Further research was undertaken by Ellis, Green and Kral under an Australian Research Council (ARC) – Discovery Indigenous Award (IN150100018 ‘Western Desert speech styles and verbal arts’) granted to Elizabeth Marrkilyi Ellis (2015-2019). This collection (including narratives, songs and games, and sign language, but excluding additional yirrkapiri wangka files) has been archived with the Pacific and Regional Archive for Digital Sources in Endangered Cultures (PARADISEC) as the Western Desert Verbal Arts Project Collection, WDVA1: http://catalog.paradisec.org.au/collections/WDVA1 Open Access DOI: 10.26278/5b589e9084c3b. Plans are underway to archive the full collection at AIATSIS (the Australian Institute for Aboriginal and Torres Strait Islander Studies) in Canberra, Australia.
Different aspects of the deposited material have been promoted in publications including:
Ellis, E.M., J. Green & I. Kral (eds.) (2020) i-Tjuma i-Stories: Ngaanyatjarra ‘iPad’ stories from the Western Desert of Central Australia, Perth: UWA Publishers.
Ellis, E.M., J. Green & I. Kral (2019) ‘i-Tjuma: The journey of a collection – from documentation to delivery’. In L. Barwick, J. Green, & P. Vaarzon-Morel (Eds) Archival returns: Central Australia and beyond. LD&C Special Publication 18. University of Hawai’i Press & Sydney University Press, Honolulu & Sydney, pp. 303 – 323.

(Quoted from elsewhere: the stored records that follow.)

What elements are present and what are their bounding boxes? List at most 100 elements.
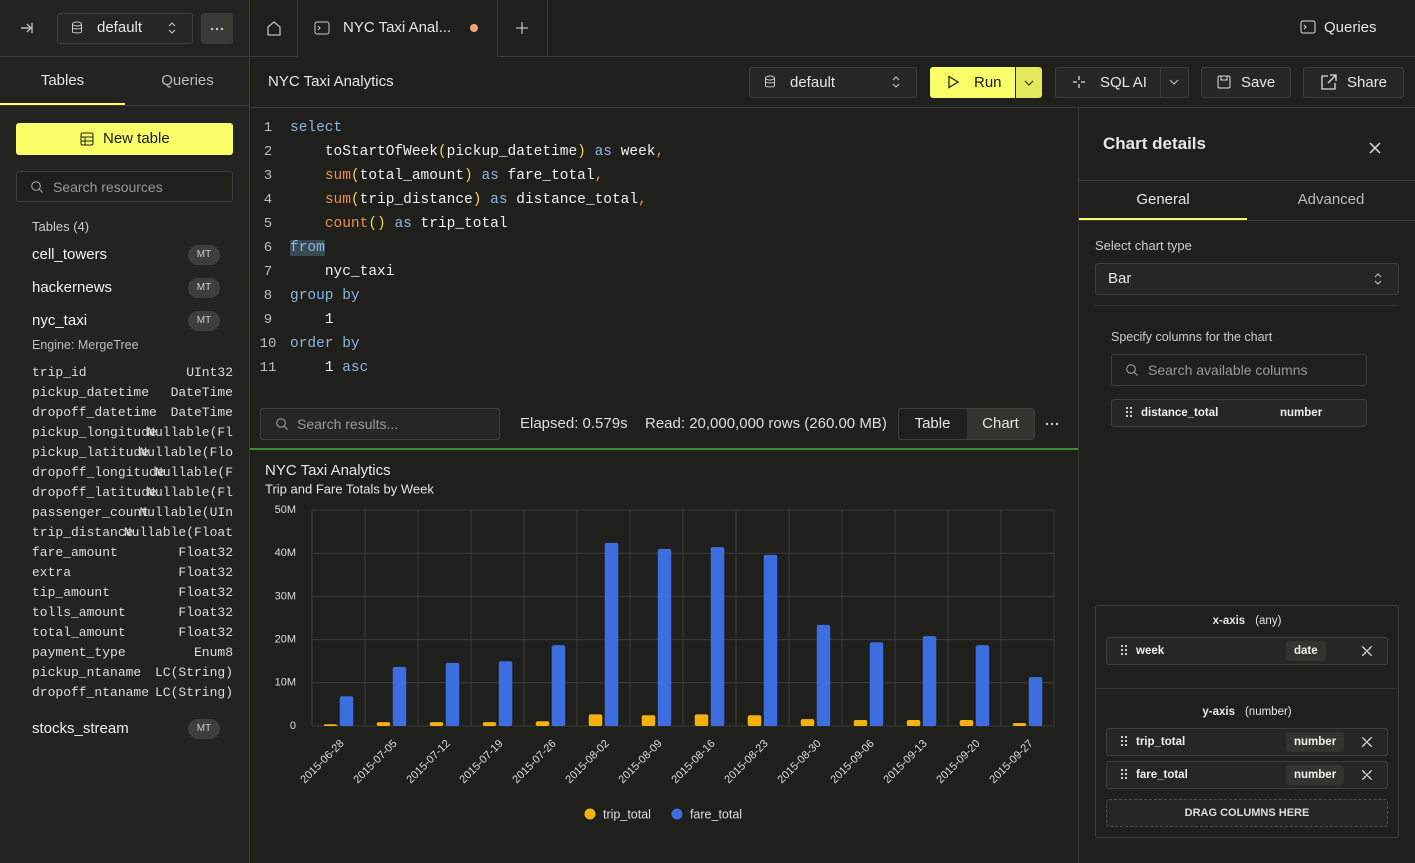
bar [658, 549, 672, 726]
column-type: Enum8 [120, 643, 233, 663]
new-tab-button[interactable] [498, 0, 548, 56]
more-button[interactable] [201, 13, 233, 44]
collapse-icon[interactable] [18, 20, 36, 36]
code-token: ) [577, 144, 586, 160]
divider [0, 105, 250, 106]
axis-heading: y-axis(number) [1095, 702, 1399, 722]
panel-tab[interactable]: Advanced [1247, 190, 1415, 210]
code-token [290, 360, 325, 376]
y-tick-label: 10M [275, 677, 296, 689]
line-number: 8 [256, 286, 280, 306]
table-name[interactable]: stocks_stream [32, 719, 129, 739]
code-token: distance_total [516, 192, 638, 208]
column-type: Nullable(UIn [120, 503, 233, 523]
column-type: number [1272, 403, 1330, 423]
code-token [290, 312, 325, 328]
unsaved-dot [470, 24, 478, 32]
line-number: 3 [256, 166, 280, 186]
column-type: Nullable(Flo [120, 443, 233, 463]
remove-button[interactable] [1362, 770, 1372, 780]
code-token: total_amount [360, 168, 464, 184]
axis-heading: x-axis(any) [1095, 611, 1399, 631]
column-type: Nullable(F [120, 463, 233, 483]
legend-swatch [585, 809, 596, 820]
code-token: trip_total [421, 216, 508, 232]
y-tick-label: 30M [275, 590, 296, 602]
line-number: 9 [256, 310, 280, 330]
y-tick-label: 0 [290, 720, 296, 732]
line-number: 10 [256, 334, 280, 354]
axis-label: y-axis [1202, 702, 1235, 722]
table-name[interactable]: hackernews [32, 278, 112, 298]
view-option[interactable]: Table [898, 414, 967, 434]
drag-handle [1120, 768, 1128, 780]
code-line: select [290, 118, 342, 138]
bar [605, 543, 619, 726]
sql-ai-label: SQL AI [1100, 73, 1147, 93]
drag-handle [1120, 644, 1128, 656]
run-options[interactable] [1016, 67, 1042, 98]
chart-type-select[interactable] [1095, 263, 1399, 295]
code-token [290, 168, 325, 184]
query-name: NYC Taxi Analytics [268, 72, 394, 92]
chevron[interactable] [1166, 75, 1182, 89]
queries-icon [1300, 20, 1316, 34]
code-token: , [656, 144, 665, 160]
chevron [1372, 271, 1384, 287]
column-type: Nullable(Float [120, 523, 233, 543]
column-name: week [1136, 641, 1164, 661]
field-label: Select chart type [1095, 236, 1192, 256]
code-token: 1 [325, 360, 334, 376]
queries-link[interactable]: Queries [1324, 18, 1377, 38]
search-icon [275, 417, 289, 431]
db-icon [764, 75, 776, 89]
code-token: , [638, 192, 647, 208]
bar [801, 719, 815, 726]
more-button[interactable] [1043, 418, 1061, 430]
drop-zone[interactable]: DRAG COLUMNS HERE [1106, 799, 1388, 827]
code-token [290, 264, 325, 280]
bar [642, 715, 656, 726]
divider [1160, 67, 1161, 98]
close-button[interactable] [1367, 140, 1383, 156]
code-token: as [595, 144, 612, 160]
column-type: DateTime [120, 383, 233, 403]
code-line: nyc_taxi [290, 262, 394, 282]
code-token: as [394, 216, 411, 232]
view-option[interactable]: Chart [967, 414, 1034, 434]
x-tick-label: 2015-09-27 [987, 738, 1035, 786]
run-label: Run [974, 73, 1002, 93]
code-line: toStartOfWeek(pickup_datetime) as week, [290, 142, 664, 162]
x-tick-label: 2015-08-30 [775, 738, 823, 786]
code-token: order [290, 336, 334, 352]
column-type: Float32 [120, 623, 233, 643]
column-type: UInt32 [120, 363, 233, 383]
panel-tab[interactable]: General [1079, 190, 1247, 210]
remove-button[interactable] [1362, 737, 1372, 747]
play-icon [946, 75, 960, 89]
table-name[interactable]: nyc_taxi [32, 311, 87, 331]
code-token [508, 192, 517, 208]
home-tab[interactable] [250, 0, 298, 56]
engine-badge: MT [188, 311, 220, 331]
code-token: ( [351, 192, 360, 208]
line-number: 11 [256, 358, 280, 378]
x-tick-label: 2015-08-09 [616, 738, 664, 786]
x-tick-label: 2015-08-23 [722, 738, 770, 786]
code-token: , [595, 168, 604, 184]
table-name[interactable]: cell_towers [32, 245, 107, 265]
run-button[interactable] [930, 67, 1015, 98]
bar [907, 720, 921, 726]
sidebar-tab[interactable]: Queries [125, 71, 250, 91]
code-line: sum(trip_distance) as distance_total, [290, 190, 647, 210]
x-tick-label: 2015-08-02 [563, 738, 611, 786]
tables-heading: Tables (4) [32, 217, 89, 237]
chart-subtitle: Trip and Fare Totals by Week [265, 481, 434, 496]
sidebar-tab[interactable]: Tables [0, 71, 125, 91]
remove-button[interactable] [1362, 646, 1372, 656]
code-token [334, 360, 343, 376]
code-token: sum [325, 168, 351, 184]
divider [1095, 305, 1399, 306]
column-type: LC(String) [120, 663, 233, 683]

Ellis, E.M., J. Green & I. Kral (2017) ‘Family in mind: Socio-spatial knowledge in a Ngaatjatjarra/Ngaanyatjarra children’s game’. Research on Children and Social Interaction, Vol. 1, No. 2, pp. 164 – 198. https://doi.org/10.1558/rcsi.28442.
Ellis, E.M., J. Green, I. Kral & L. Reed (2019) ‘Mara yurriku: Western Desert sign languages’. Australian Aboriginal Studies. Journal of the Australian Institute of Aboriginal and Torres Strait Islander Studies, Vol. 2, pp. 89-111.

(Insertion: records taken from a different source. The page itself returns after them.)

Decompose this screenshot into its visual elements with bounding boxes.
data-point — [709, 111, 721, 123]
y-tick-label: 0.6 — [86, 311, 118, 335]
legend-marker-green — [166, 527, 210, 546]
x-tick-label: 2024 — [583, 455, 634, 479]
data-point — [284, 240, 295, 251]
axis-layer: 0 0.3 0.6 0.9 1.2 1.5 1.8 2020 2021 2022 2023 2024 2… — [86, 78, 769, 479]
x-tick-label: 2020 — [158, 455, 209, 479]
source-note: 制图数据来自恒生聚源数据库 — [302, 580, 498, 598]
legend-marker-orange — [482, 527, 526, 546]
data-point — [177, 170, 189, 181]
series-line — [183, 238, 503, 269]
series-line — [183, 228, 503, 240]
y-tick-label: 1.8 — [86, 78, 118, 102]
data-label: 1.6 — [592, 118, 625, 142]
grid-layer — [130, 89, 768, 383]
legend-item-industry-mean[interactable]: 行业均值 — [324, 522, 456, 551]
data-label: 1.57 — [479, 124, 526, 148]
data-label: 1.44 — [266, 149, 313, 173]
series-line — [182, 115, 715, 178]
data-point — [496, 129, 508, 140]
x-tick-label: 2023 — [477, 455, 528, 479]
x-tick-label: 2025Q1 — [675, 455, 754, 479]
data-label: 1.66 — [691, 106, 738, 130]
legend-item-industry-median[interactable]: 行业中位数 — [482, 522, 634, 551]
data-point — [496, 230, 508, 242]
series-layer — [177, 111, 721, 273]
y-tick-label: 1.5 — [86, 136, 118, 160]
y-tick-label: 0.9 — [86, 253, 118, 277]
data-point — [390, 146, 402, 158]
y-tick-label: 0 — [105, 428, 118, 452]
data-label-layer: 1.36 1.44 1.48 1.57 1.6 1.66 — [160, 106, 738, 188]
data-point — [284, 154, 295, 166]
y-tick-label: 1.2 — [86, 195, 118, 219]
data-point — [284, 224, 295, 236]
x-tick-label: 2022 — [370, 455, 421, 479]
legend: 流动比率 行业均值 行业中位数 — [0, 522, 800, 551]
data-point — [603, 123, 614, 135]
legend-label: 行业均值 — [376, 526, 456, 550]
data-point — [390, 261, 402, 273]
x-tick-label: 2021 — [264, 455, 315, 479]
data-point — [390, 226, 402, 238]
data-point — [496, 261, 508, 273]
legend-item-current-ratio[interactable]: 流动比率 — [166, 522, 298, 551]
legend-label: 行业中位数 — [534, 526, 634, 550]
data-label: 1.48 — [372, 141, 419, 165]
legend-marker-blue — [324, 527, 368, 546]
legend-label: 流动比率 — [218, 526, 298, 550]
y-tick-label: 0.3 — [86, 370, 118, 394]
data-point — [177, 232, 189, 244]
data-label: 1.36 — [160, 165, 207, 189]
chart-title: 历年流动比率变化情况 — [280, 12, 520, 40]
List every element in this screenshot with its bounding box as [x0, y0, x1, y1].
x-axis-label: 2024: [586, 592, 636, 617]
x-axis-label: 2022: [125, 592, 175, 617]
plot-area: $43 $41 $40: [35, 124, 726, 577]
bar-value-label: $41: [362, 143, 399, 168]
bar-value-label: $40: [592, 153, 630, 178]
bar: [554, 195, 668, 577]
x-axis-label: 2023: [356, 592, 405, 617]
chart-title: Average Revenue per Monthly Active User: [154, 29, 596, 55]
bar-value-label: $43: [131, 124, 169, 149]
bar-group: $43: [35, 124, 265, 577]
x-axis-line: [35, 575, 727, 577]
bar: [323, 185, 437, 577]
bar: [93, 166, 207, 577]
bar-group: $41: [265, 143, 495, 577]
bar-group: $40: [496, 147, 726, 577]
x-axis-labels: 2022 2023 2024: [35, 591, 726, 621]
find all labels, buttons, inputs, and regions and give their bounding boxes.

Kral, I. & E.M. Ellis (2020) In the Time of Their Lives. Wangka kutjupa-kutjuparringu: How talk has changed in the Western Desert. Perth, Western Australia: UWA Publishers.
Kral, I., J. Green & E.M. Ellis (2019) ‘Wangkarra: Communication and the verbal arts of Australia’s Western Desert’. International Journal of Intangible Heritage, Vol. 14, pp. 5-17.
Acknowledgement and citation
We wish to thank the Ngaanyatjarra community for supporting and participating in this research.
To refer to any data from the collection, please cite as follows:
Ellis, E.M., Jenny Green & Inge Kral. 2014. Documentation of the verbal arts of the Western Desert people of Australia, 2010 – 2013. Endangered Languages Archive. Handle: http://hdl.handle.net/2196/00-0000-0000-000A-0C05-A. Accessed on [insert date here].
All information on individual participants is available in the metadata and should be acknowledged in any citation.